Galvanizzato dalla rimonta ai ballottaggi a Bari e Torino (e anche dove il candidato Democratico ha perduto, a Milano e Venezia), col voto in massa della sinistra, D’Alema ripropone la politica. Prende cioè atto che il sistema politico è plebiscitario, come solo i lettori di questo sito parevano sapere fino a qualche tempo fa, lo addita come una deriva pericolosa, e perfino nazista (avrà letto l’antinazista Jünger?), e chiede che si torni a parlare di politica. Ma, non avendo il coraggio di proporre lo scioglimento del partito Democratico, non subito, e il ritorno ai vecchi compagni Vendola il senatoriale Bertinotti, parte prigioniero e, allo stato, già vittima. Non si candida alle primarie, non si può candidare perché questo sarebbe già lo spaccamento del Pd. Ma non ha idee migliori per governarle se non il ritorno all’antico.
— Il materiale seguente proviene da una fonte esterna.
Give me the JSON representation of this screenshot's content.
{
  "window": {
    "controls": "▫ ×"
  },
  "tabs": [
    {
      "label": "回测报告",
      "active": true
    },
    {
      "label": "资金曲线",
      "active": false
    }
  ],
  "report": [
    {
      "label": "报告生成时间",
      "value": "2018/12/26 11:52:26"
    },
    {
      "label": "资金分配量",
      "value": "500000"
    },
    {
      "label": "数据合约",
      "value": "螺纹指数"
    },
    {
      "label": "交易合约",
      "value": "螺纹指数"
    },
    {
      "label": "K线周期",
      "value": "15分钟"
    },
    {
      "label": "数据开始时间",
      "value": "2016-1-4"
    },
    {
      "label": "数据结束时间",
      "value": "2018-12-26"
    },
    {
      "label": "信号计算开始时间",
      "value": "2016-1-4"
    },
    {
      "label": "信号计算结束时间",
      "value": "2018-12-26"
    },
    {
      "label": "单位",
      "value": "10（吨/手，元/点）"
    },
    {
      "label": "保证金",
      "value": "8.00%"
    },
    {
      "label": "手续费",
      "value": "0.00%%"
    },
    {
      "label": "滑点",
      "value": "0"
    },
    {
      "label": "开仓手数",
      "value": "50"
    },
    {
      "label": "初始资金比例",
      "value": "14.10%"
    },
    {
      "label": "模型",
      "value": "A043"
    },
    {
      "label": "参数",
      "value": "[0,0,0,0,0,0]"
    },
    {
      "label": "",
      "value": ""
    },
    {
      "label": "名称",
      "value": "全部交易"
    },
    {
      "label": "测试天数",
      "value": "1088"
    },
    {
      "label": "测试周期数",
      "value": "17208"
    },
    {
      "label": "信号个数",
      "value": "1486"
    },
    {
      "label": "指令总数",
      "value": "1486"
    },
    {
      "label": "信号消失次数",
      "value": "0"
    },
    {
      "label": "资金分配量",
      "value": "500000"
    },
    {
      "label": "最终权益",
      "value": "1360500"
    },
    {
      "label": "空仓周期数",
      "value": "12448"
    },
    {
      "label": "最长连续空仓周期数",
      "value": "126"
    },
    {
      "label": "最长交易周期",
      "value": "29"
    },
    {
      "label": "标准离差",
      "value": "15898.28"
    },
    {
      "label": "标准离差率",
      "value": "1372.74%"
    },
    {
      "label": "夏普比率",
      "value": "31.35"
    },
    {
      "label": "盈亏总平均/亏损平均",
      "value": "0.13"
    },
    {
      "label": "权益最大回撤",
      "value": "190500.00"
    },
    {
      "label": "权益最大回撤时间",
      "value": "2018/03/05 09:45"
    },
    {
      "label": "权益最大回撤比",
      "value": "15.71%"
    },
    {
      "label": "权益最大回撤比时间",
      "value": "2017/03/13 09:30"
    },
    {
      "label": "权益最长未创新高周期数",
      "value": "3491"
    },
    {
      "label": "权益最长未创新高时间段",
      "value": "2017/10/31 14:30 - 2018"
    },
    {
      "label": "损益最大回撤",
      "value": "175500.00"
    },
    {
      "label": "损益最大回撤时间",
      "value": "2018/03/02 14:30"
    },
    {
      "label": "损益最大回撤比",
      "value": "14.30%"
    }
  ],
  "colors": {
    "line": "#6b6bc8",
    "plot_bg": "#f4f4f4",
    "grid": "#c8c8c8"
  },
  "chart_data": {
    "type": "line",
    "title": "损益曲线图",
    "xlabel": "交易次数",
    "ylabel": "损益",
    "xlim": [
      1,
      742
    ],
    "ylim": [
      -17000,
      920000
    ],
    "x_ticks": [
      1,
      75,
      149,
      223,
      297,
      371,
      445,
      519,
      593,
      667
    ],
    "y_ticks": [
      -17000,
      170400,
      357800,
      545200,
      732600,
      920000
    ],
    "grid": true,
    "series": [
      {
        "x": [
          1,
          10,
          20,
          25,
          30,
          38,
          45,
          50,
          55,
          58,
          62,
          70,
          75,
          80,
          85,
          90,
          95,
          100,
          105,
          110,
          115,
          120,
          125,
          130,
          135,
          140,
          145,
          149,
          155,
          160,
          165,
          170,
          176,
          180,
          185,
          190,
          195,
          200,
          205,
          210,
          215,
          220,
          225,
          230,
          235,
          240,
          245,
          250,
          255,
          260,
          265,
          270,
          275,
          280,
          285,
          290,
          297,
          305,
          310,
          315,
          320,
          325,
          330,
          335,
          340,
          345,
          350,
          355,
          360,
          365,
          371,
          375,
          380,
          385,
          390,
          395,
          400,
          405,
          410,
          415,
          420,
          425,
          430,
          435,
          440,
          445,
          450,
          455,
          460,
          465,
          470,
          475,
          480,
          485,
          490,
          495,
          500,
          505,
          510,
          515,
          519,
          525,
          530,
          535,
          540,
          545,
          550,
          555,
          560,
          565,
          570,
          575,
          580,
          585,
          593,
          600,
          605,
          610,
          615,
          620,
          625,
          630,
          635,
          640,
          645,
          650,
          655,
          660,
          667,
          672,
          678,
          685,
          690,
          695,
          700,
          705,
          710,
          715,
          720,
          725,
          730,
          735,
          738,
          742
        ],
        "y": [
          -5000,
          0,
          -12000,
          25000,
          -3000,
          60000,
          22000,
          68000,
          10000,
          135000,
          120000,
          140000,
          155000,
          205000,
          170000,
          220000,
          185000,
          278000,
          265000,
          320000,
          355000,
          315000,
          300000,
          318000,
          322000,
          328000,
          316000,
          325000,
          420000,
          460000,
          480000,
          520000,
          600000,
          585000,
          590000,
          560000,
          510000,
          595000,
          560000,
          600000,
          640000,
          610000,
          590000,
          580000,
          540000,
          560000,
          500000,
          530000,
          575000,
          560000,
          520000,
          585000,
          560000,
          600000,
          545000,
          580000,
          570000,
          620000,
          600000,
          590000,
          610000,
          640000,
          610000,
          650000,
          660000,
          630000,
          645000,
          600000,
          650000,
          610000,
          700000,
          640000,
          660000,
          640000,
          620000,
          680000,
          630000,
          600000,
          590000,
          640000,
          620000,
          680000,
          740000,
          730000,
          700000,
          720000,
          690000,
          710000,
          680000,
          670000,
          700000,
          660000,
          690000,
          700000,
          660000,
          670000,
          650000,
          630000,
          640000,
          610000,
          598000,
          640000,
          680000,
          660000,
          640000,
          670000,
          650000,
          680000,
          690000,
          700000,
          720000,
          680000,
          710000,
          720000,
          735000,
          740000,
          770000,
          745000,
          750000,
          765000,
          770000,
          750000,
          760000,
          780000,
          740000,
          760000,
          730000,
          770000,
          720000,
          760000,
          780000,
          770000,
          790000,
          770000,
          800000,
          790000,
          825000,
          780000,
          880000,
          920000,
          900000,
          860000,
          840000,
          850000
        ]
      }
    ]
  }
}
Che è impossibile, e anche un proposta debole, per almeno quattro motivi:
1) D’Alema stesso parla “estremista”, lo stesso linguaggio dei reucci dei talk-show che denuncia;
2) parla in nome proprio, senza precisare la scelta politica, che magari è nota ma non è detta: questo è linguaggio dissimulato, cominternista, trasfuso nel modello del “partito del Capo”;
3) non propone un’alleanza o un progetto diverso, ma la vecchia novena, “discutiamone”;
4) non tiene conto che il sistema elettorale-politico è ormai plebiscitario, con la sola eccezione del governo – e non per caso: ogni governo, sia di destra che di sinistra, e lui lo sa, è ricattabile e ricattato. Questo, Veltroni lo sa. E il presidente Napolitano, che pure è stato “fatto” da D’Alema, lo sa e lo dice. Posto cioè che non si può tornare indietro, che tutta la politica è organizzata attorno ai reucci, allora è opportuno che ci sia anche un primo ministro, uno che si prenda le responsabilità, che “decida”.
Forse il difetto è solo che D’Alema è partito troppo tardi, su un dibattito congressuale. Che è copia, effettivamente, povera del modello americano del “partito del Capo”, con i candidati che via via si dichiarano, per poi rabberciare un’identità politica. Ma di cui D’Alema, se non scende in campo, non può farsi il pontefice. Non doveva aspettare Scelsi e la D’Addario, doveva muoversi dopo le due sconfitte elettorali e prima del congresso, quando il Pd si era dimostrato unfit.
Un quinto motivo di debolezza peraltro c’è, da non escludere anche se solo ipotetico: che lo “scossone” dalemiano sia stato contingente, legato al moralismo degli italiani che vanno a puttane, e in cui, insieme con i vendoliani e altri comunisti, siano confluiti molti topi di sacrestia. Che, se Berlusconi si facesse terziario, lo voterebbero santo. E cioè che la sinistra è forse relativa, o una illusione.